主に、太平洋戦争以前の著作権保護期間が満了した資料をデジタル化し、インターネット経由で自由に閲覧できるサービスである。インターネット上から閲覧できるこの手のサービスは良くて目次までの公開が多い中で、本文へのアクセスの道を開いたことは評価できるであろう。
この近代デジタルライブラリー、ここまでの道程は決して平坦なものではなく、異体字を包括的に検索できるようにするための改修が公開と並行して行われるなど、まさに手探りという言葉が相応しかった。
さて、この画期的な近代デジタルライブラリー、実際にWebブラウザでアクセスしてみると、思いの外使い勝手が宜しくない。
ページ内の拡大や縮小、ページ送りなど基本的な閲覧機能は用意されているものの、紙と同じような直感的な操作が出来ないのが原因であるように思われる。ではどうすれば改善されるのであろうか。佐野は、タッチパネルに対応したUIを追加導入することを提案したい。例えば、拡大・縮小はピンチアウト・ピンチインがその代替となるであろう。ページ送りはスワイプが相応しい。

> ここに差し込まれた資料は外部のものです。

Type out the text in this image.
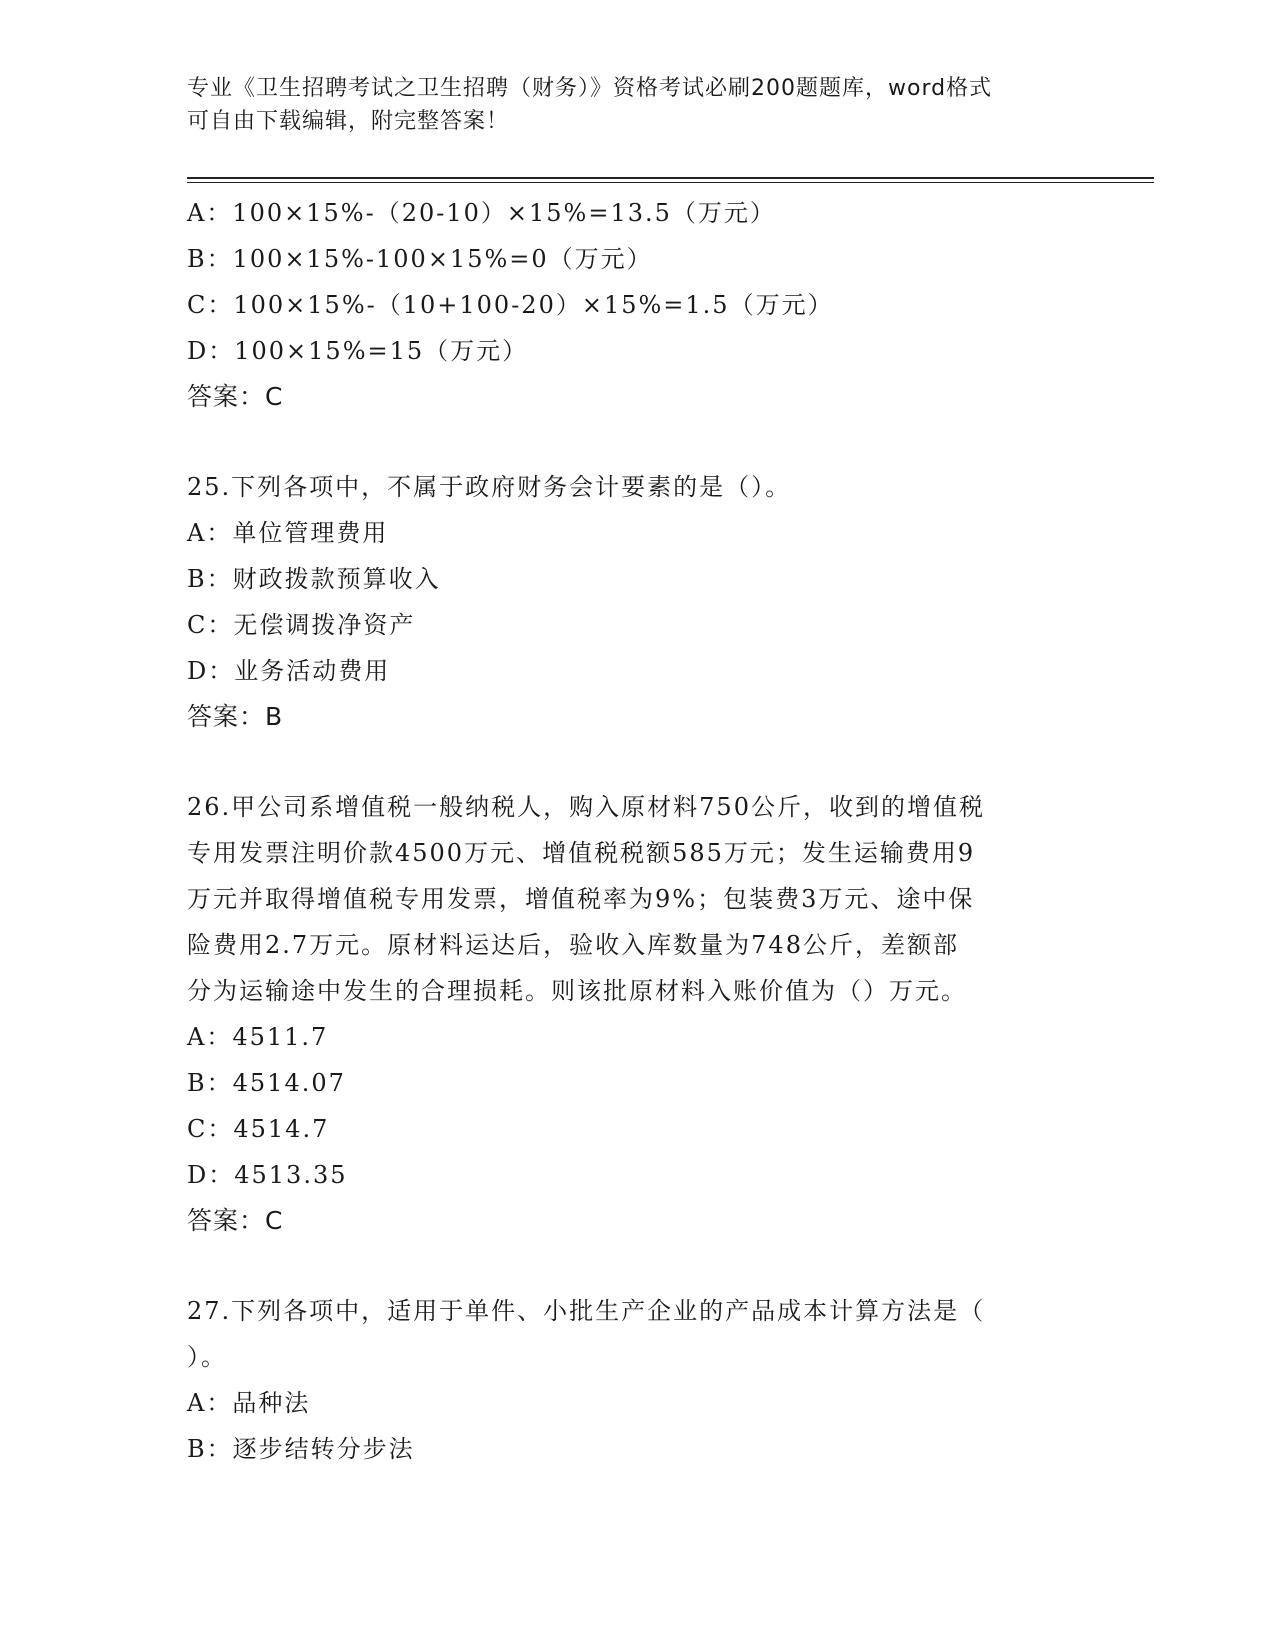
专业《卫生招聘考试之卫生招聘（财务）》资格考试必刷200题题库，word格式
可自由下载编辑，附完整答案！
A：100×15%-（20-10）×15%=13.5（万元）
B：100×15%-100×15%=0（万元）
C：100×15%-（10+100-20）×15%=1.5（万元）
D：100×15%=15（万元）
答案：C
25.下列各项中，不属于政府财务会计要素的是（）。
A：单位管理费用
B：财政拨款预算收入
C：无偿调拨净资产
D：业务活动费用
答案：B
26.甲公司系增值税一般纳税人，购入原材料750公斤，收到的增值税
专用发票注明价款4500万元、增值税税额585万元；发生运输费用9
万元并取得增值税专用发票，增值税率为9%；包装费3万元、途中保
险费用2.7万元。原材料运达后，验收入库数量为748公斤，差额部
分为运输途中发生的合理损耗。则该批原材料入账价值为（）万元。
A：4511.7
B：4514.07
C：4514.7
D：4513.35
答案：C
27.下列各项中，适用于单件、小批生产企业的产品成本计算方法是（
）。
A：品种法
B：逐步结转分步法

今までこうした、タッチパネル搭載ディスプレイは一部の業務用製品を除くとスマートフォン・タブレット端末に限定されてきた。大きくても5インチクラスのスマートフォンや7~9インチが主流のタブレットで、見開きでA4サイズを超える資料を閲覧するのは正直言って苦痛と感じやすいように思われる。

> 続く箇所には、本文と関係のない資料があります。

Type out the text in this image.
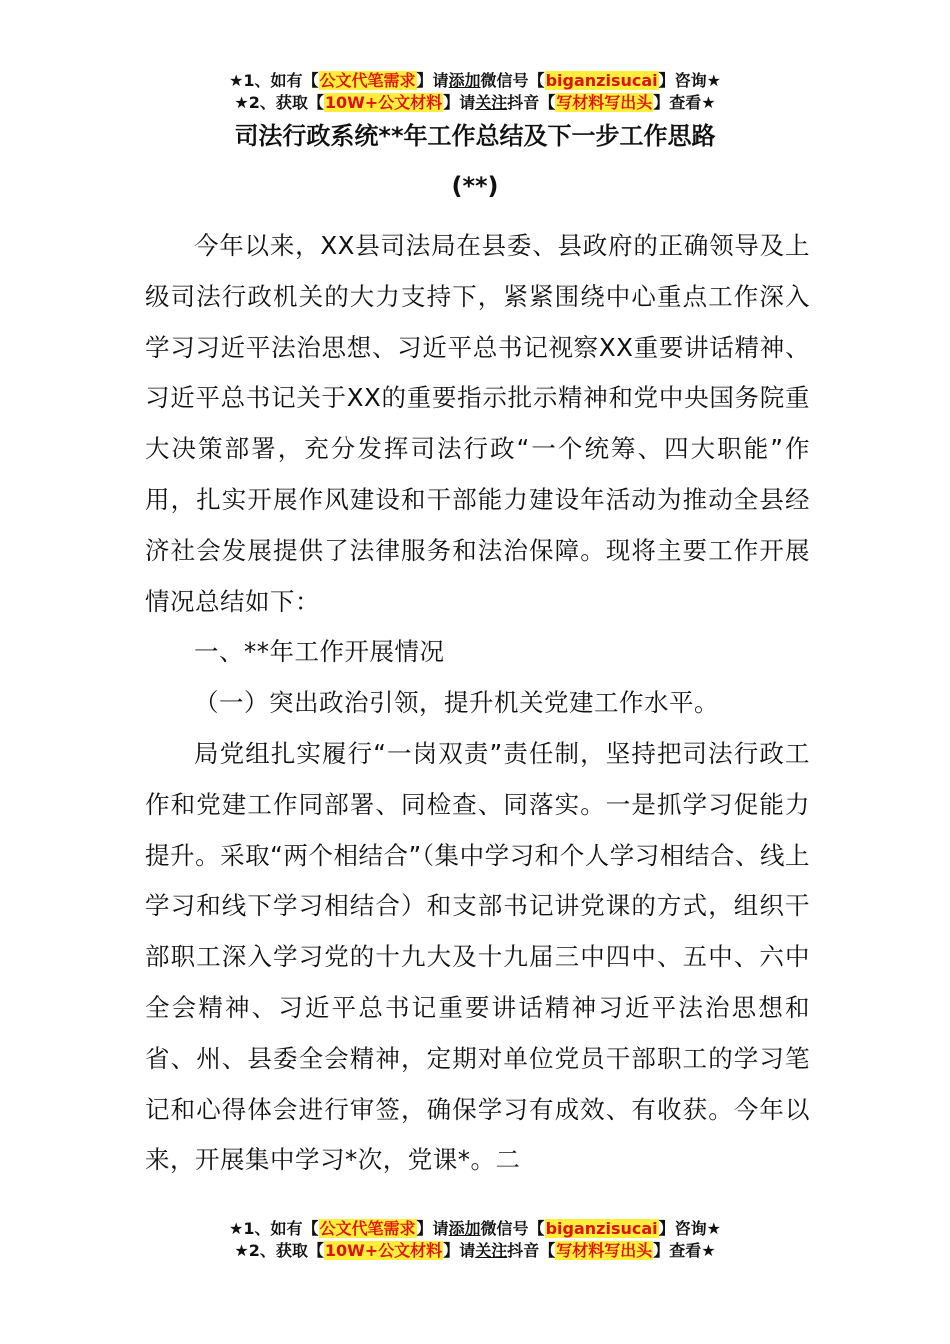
★1、如有【公文代笔需求】请添加微信号【biganzisucai】咨询★
★2、获取【10W+公文材料】请关注抖音【写材料写出头】查看★
司法行政系统**年工作总结及下一步工作思路
(**)

今年以来，XX县司法局在县委、县政府的正确领导及上级司法行政机关的大力支持下，紧紧围绕中心重点工作深入学习习近平法治思想、习近平总书记视察XX重要讲话精神、习近平总书记关于XX的重要指示批示精神和党中央国务院重大决策部署，充分发挥司法行政“一个统筹、四大职能”作用，扎实开展作风建设和干部能力建设年活动为推动全县经济社会发展提供了法律服务和法治保障。现将主要工作开展情况总结如下：

一、**年工作开展情况

（一）突出政治引领，提升机关党建工作水平。

局党组扎实履行“一岗双责”责任制，坚持把司法行政工作和党建工作同部署、同检查、同落实。一是抓学习促能力提升。采取“两个相结合”（集中学习和个人学习相结合、线上学习和线下学习相结合）和支部书记讲党课的方式，组织干部职工深入学习党的十九大及十九届三中四中、五中、六中全会精神、习近平总书记重要讲话精神习近平法治思想和省、州、县委全会精神，定期对单位党员干部职工的学习笔记和心得体会进行审签，确保学习有成效、有收获。今年以来，开展集中学习*次，党课*。二

★1、如有【公文代笔需求】请添加微信号【biganzisucai】咨询★
★2、获取【10W+公文材料】请关注抖音【写材料写出头】查看★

そのような現状で、意外なデバイスが現れた。Windows8のタッチ操作対応ディスプレイである。モバイルデバイスと比較にならない広い画面、マウスとの併用などそのポテンシャルは大きい。
一方で、公共性が強い図書館で特定のデバイスやOSを優遇することに否定的な向きも多いだろう。それらが足かせとなって開発できないのであれば、ならばAPIを公開して外部からツールが生まれるのを待つというのも、悪くない戦略のように思う。
以上、利用するにあたってのUIの問題を紹介した。
次に挙げるのは資料の問題である。
近代デジタルライブラリーではその趣旨から、著作権の保護が満了した物が多い。
著者が個人で図書の場合、満了となるのは没後50年経った最初の1月1日である。
従って、一般人の感覚から言えば「かなり古い」資料となる。これらの資料は劣化を防ぐためにマイクロフィルム・マイクロフィッシュに変換されていた物も少なくない。佐野が利用する資料を見る限りでは、マイクロフィルム・マイクロフィッシュを引き延ばした際に特徴的なノイズが含まれている物が存在した。どうやら一部の資料は原本を直接スキャンしているのではなく、あいだにマイクロ資料を挟み込んでデジタル化しているようだ。
原本からでなく、マイクロ化したメディアを通すことで確実に資料の解像度が低下しノイズが増えていく。原本が印刷技術が未熟だった時代の物ならばなおさらだ。
せっかく、コストを投入してデジタル化しても、肝心の資料が文字の掠れや潰れで読めなければ、価値は半減してしまう。
元々、資料のマイクロ化には保存スペースの削減と資料保全という意味合いがあったはずだ。前者はともかく、後者については、デジタル化は専門の業者に外注が進んでいる。一般人とは異なり、扱いの知識がある業者ならば、原本を使っても、損傷を受けるリスクは十分に小さいように思われるのだが、いかがだろうか。
近代デジタルライブラリーは、国会図書館が推進する「壁のない図書館」を実現するための十分強力なツールとなることは間違いない。
デジタル社会に適応したサービスになって欲しいと心から願う次第である。